Throughout life, we tend to lose ourselves for varying reasons and have to go find the person we were. A line in the preface sets an ominous tone, warning that Christie’s work “contains views on race and class that are unacceptable today” — a common refrain in recent biographies but totally unnecessary for readers whose knowledge of history extends more than five minutes. It is quite interesting to read of the real story of a very complex woman born during a very different age.So why—despite all the evidence to the contrary—did Agatha present herself as a retiring Edwardian lady of leisure? Rising to become one of the most successful authors of all time, she was actually quite humble in her life. the book is a model of how to combine biographical information, analysis and literary criticism into a propulsive narrative. To be fair, however much Worsley is on side with Christie, she doesn't shy away from recording her racial clichés and unrepentant anti-Semitism.

Having read her books on Austen and Queen Victoria I knew this would be a well written, interesting, often lighthearted look at the life of an extraordinary woman. Worsley used correspondence and other materials to create a better picture incidents and events mentioned in the autobiography, while also providing context with information about historical sentiments of the period. the author has a most engaging personality in her tv shows and it is also reflected in text as this is a worthwhile read. In “Agatha Christie: An Elusive Woman,” Lucy Worsley revisits the weird story of one of the 20th century’s most popular and enduring authors. It’s rather different from anything I’ve done before,’ she explained in a pre-publication interview, ‘more serious, a tragedy really.Contains no book analyses — it occasionally regurgitates other people’s — and teems with misnomers, exaggerations and inaccuracies.

Having said that, I was interested in the author's life and her family and the book does give a good account of her life. Notebook 31, for example, has pages dated 1955,1965, then back to 1963, then ‘1965 Cont’ and then on to 1972. Page 286: But opening up the notebooks is a tantalising experience, because much of what’s in them simply doesn’t make sense.
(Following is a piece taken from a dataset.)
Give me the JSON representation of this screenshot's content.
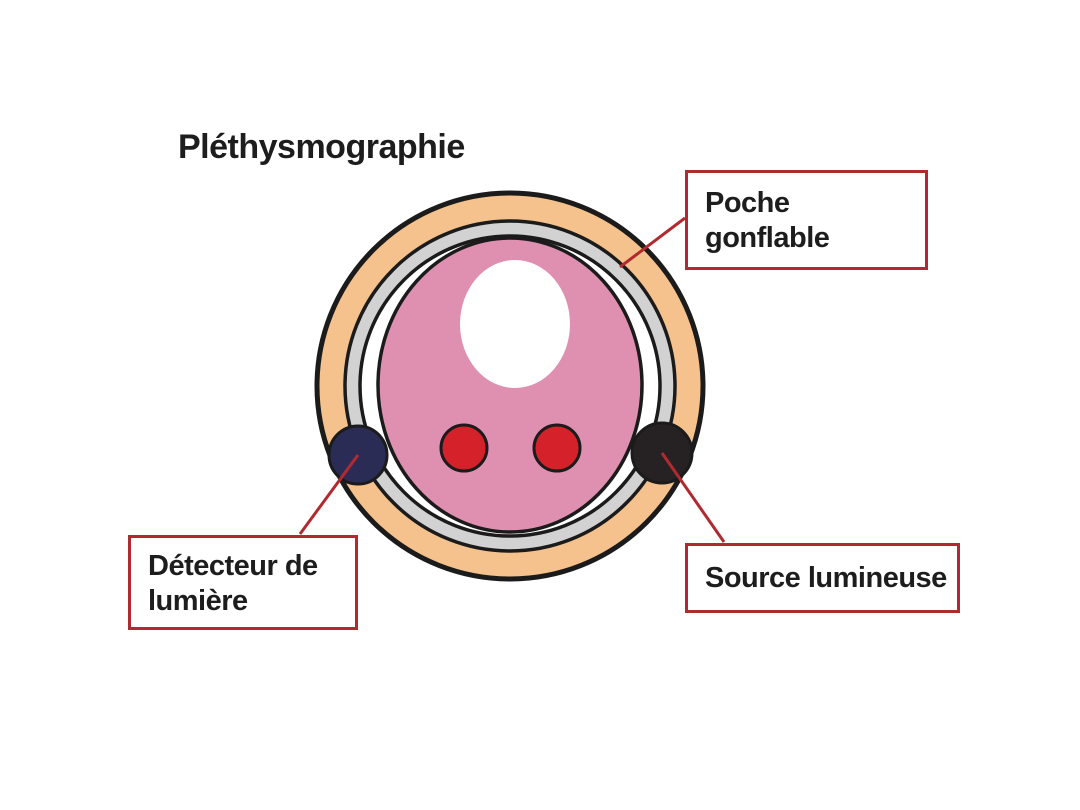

It’s more, perhaps, that she brings a clear-eyed empathy that allows her to acknowledge Christie’s limitations and prejudices without consigning her to the silos of mass-market populist and absentee mother. In staging her life as the lady of the manor, Agatha was acting out a role just as so many of her characters did. Pour les fans d'Agatha Christie, la meilleur biographie est à mon sens celle écrite par Laura Thompson, beaucoup plus profonde et complète (quoique les explications sur les problèmes financiers d'A C, assez complexes et finalement peu intéressantes en soi, auraient pu être davantage résumées). Of Christie’s first husband, Archibald, whose adultery sparked that 1926 flight, she confides that a photograph of him impressed on her “an essential fact” that she hadn’t hitherto appreciated: “He was incredibly hot. So why – despite all the evidence to the contrary – did Agatha present herself as a retiring Edwardian lady of leisure?